The only voice of dissent came from a former Tory councillor, Andrew Needham, who raised serious concerns about the scheme during public speaking time.

The Leader reported last week that no third-party investor had yet come forward to fund the project through its construction phase.

However, Cllr David Armstrong, cabinet member for legal and finance, assured members that a number of negotiations were ongoing to secure private sector financing.

He asked members to back a recommendation to fund the project to completion, which means freeing up a further £13.2 million to cover the “final site assembly budget”.

Cabinet members backed the proposal, which must now go before the full council at a meeting on October 26.

CWaC has already stumped up £21.65 million of public funds in design costs and preparatory work and £22 million on acquiring the Forum offices, which sit on the proposed Northgate site.

This means the “maximum total abortive cost” of scheme stands at a whopping £56.85 million.

Cllr Stuart Parker, shadow cabinet member for communities and wellbeing, said the Northgate scheme was “30 years in the making” and the council's partners had stressed it “remained viable”.

He accepted there were risks, but added: “The risk is worth taking.”

Cllr Armstrong said risks were being minimised by placing “milestones” to ensure targets are met.

“As far as possible we want to get it absolutely right but inevitably there are risks,” he said. “We are trying to mitigate these risks as much as possible and so far things have gone to plan.”

However, Mr Needham, who is also the chairman of the Cheshire Campaign to Protect Rural England (CPRE), said warning bells should be ringing after £80 million of council funding was pumped into the Barons Quay retail development in Northwich, which had attracted “no tenants”.

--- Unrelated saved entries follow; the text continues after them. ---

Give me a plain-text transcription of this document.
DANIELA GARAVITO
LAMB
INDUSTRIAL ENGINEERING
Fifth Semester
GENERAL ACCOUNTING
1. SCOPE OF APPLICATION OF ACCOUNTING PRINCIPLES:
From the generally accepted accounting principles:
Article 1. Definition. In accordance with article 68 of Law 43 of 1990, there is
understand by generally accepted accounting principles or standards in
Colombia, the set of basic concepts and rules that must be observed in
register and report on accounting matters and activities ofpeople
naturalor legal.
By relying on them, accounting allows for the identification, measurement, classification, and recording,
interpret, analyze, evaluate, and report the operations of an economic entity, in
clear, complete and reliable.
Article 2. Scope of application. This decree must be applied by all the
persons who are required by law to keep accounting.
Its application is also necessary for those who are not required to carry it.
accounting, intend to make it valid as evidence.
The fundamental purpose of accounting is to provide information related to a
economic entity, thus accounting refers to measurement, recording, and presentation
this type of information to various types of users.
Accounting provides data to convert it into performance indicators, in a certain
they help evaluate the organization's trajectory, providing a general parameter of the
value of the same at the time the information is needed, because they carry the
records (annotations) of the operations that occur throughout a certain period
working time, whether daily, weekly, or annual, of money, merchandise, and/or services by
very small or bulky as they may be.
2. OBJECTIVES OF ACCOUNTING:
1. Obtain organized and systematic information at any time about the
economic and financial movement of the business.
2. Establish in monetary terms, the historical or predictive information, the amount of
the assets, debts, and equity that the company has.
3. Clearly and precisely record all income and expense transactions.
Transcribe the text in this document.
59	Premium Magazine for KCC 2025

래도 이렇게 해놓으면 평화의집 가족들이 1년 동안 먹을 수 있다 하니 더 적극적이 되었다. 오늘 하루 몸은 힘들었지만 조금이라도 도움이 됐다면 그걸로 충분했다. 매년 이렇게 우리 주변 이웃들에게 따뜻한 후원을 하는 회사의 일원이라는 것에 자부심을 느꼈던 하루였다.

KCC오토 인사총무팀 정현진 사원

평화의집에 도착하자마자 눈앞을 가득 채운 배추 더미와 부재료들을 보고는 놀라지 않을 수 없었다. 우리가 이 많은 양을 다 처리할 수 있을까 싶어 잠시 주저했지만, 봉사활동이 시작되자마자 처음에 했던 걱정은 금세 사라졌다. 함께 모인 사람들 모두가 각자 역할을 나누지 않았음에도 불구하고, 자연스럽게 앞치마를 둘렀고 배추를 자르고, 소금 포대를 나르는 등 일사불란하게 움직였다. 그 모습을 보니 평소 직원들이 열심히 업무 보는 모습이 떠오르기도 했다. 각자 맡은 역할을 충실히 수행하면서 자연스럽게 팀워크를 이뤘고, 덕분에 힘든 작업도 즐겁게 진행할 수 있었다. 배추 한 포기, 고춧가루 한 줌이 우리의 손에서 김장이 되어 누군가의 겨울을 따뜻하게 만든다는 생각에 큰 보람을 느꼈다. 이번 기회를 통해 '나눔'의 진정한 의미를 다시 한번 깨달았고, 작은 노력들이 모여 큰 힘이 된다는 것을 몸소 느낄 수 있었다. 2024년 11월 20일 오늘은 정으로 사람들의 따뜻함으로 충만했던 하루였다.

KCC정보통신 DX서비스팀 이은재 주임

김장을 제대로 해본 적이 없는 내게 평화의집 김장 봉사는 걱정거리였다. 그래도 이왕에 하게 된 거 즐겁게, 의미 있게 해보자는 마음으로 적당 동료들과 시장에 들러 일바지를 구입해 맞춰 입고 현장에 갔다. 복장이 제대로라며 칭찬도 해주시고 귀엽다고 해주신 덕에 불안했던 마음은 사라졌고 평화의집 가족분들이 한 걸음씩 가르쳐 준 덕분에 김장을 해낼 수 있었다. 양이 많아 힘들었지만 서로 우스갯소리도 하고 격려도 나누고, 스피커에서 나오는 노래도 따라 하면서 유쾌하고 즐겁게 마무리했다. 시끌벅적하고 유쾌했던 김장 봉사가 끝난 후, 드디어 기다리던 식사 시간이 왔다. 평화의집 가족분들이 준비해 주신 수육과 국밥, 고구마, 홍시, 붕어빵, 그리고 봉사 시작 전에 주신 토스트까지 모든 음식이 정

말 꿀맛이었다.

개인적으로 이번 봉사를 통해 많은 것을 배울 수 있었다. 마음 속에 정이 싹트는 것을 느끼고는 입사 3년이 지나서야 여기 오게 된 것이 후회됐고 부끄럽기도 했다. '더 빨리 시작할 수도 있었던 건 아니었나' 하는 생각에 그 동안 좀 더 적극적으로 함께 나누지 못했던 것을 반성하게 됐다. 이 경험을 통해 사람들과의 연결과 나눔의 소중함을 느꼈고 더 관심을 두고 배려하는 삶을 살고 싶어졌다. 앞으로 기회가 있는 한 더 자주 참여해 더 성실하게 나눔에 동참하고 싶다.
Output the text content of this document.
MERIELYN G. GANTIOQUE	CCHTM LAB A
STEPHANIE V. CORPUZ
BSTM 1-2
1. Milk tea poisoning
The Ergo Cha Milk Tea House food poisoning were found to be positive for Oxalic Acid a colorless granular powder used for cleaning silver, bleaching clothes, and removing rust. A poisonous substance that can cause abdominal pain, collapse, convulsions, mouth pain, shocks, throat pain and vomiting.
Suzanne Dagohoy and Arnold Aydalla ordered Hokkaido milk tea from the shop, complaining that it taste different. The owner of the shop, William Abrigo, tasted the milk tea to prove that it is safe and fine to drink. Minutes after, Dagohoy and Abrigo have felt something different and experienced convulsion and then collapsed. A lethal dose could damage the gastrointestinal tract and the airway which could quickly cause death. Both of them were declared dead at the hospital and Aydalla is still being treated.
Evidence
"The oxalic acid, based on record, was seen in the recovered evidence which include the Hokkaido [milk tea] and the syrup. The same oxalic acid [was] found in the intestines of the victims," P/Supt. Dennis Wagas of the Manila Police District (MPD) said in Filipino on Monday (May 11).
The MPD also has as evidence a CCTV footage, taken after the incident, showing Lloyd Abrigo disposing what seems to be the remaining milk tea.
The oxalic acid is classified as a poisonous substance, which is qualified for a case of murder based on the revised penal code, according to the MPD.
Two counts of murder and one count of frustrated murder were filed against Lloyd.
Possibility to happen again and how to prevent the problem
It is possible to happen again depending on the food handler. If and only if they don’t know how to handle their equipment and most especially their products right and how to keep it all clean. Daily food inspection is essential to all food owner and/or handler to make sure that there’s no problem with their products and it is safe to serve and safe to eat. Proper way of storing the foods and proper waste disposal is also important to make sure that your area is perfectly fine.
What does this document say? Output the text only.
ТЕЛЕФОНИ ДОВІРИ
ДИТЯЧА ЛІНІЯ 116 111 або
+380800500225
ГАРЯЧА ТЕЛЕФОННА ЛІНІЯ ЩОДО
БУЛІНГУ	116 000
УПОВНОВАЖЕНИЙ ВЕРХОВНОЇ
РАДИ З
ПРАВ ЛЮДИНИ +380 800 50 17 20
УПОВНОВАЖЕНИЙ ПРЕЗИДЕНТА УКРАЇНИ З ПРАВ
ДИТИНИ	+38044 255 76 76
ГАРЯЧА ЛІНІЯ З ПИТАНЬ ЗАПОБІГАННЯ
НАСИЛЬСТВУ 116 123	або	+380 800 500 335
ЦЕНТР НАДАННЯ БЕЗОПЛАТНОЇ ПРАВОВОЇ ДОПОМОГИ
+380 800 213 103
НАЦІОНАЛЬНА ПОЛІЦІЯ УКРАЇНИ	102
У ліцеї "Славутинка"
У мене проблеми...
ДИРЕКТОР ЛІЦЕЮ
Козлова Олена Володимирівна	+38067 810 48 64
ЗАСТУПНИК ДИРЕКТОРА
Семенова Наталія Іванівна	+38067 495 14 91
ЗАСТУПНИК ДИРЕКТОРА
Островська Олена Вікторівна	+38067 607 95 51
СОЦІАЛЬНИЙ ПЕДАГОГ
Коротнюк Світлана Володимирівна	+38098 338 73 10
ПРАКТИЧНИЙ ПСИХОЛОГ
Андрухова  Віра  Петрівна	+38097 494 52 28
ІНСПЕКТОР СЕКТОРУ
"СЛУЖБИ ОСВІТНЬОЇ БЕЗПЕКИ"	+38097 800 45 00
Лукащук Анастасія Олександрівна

“There's no shortage of shops [in Chester] but we have a housing crisis,” he told cabinet members. “I think there needs to be a review of priorities for spending.”

The Northgate development is expected to be worth £300 million making it a significant investment for the council.

Major anchors for the project have already been secured in the shape of a House of Fraser department store, a Picturehouse six-screen cinema and a new-build Crowne Plaza Hotel.

The first phase of construction is due to start next year, opening at the end of 2019. Phase two begins later in 2018 with the whole development opening late 2020 or early 2021.

Once complete, it will also boast a new indoor market, restaurant hub in the former library and 120 new homes.